Durante reunião com aliados, Bolsonaro reafirmou que sua opção “A, B e C” é seguir na disputa até o fim.
A divulgação dos depoimentos de Mauro Cid adicionou mais tensão ao cenário. A delação do ex-ajudante de ordens tem sido usada como base para a denúncia do procurador-geral Paulo Gonet, que acusa Bolsonaro e 33 aliados de crimes como tentativa de golpe de Estado e participação em organização criminosa. No entanto, partes da própria delação de Cid, que poderiam relativizar a tese da PGR, foram convenientemente ignoradas. Bolsonaro, por sua vez, tem reafirmado que as movimentações jurídicas contra ele são motivadas por perseguição política.
Diante da pressão, o ex-presidente e sua base montaram uma estratégia de reação. O manifesto “Em Defesa da Democracia e da Liberdade no Brasil” foi elaborado, afirmando que “o sistema quer matar Bolsonaro politicamente porque ele já aparece à frente das pesquisas contra o descondenado”. Além disso, os atos marcados para 16 de março foram reformulados. Inicialmente, a manifestação era contra Lula, mas agora o foco será a anistia e o “Fora, Lula” na eleição de 2026.
Nos bastidores, parlamentares bolsonaristas reforçam que a tentativa de impedir Bolsonaro de concorrer em 2026 representa uma ameaça ao processo democrático. “Golpe é tirar Bolsonaro da disputa”, afirmou o deputado Evair Melo (PP-ES). A expectativa do grupo é que o cenário político e a queda da popularidade de Lula criem um ambiente desfavorável para uma eventual condenação do ex-presidente, pressionando o STF a adiar o julgamento.

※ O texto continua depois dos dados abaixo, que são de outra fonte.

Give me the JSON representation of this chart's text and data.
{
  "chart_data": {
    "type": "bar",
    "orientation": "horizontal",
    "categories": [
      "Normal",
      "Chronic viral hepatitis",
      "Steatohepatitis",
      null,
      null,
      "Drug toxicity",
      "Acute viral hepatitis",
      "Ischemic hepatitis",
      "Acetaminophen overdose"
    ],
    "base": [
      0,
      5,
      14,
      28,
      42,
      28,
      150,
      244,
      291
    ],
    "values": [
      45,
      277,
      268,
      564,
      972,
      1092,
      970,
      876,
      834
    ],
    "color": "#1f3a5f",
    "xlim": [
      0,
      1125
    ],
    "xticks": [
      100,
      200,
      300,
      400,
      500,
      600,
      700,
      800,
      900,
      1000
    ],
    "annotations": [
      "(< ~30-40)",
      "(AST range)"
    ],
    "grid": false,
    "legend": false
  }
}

A denúncia apresentada por Gonet vai além das investigações da Polícia Federal e inclui alegações ainda sem comprovação sólida, como a suposta anuência de Bolsonaro a um plano de assassinato de Lula, Alckmin e Moraes. Para sustentar essa acusação, a PGR cita mensagens de WhatsApp e documentos vagos, sem apresentar provas concretas.
O próprio Cid, em sua delação, disse não ter conhecimento se Bolsonaro sabia do plano, mas esse trecho foi ignorado na peça acusatória.
Enquanto isso, Bolsonaro mantém sua linha de defesa e segue articulando com sua base política. Seus aliados acreditam que o julgamento pode ser adiado se a pressão popular crescer. O ex-presidente também já admitiu a possibilidade de ser preso, mas orientou seus apoiadores a não reagirem.
O jogo está longe do fim, e o cenário indica que a disputa entre Bolsonaro e o sistema judiciário será um dos principais embates políticos dos próximos meses.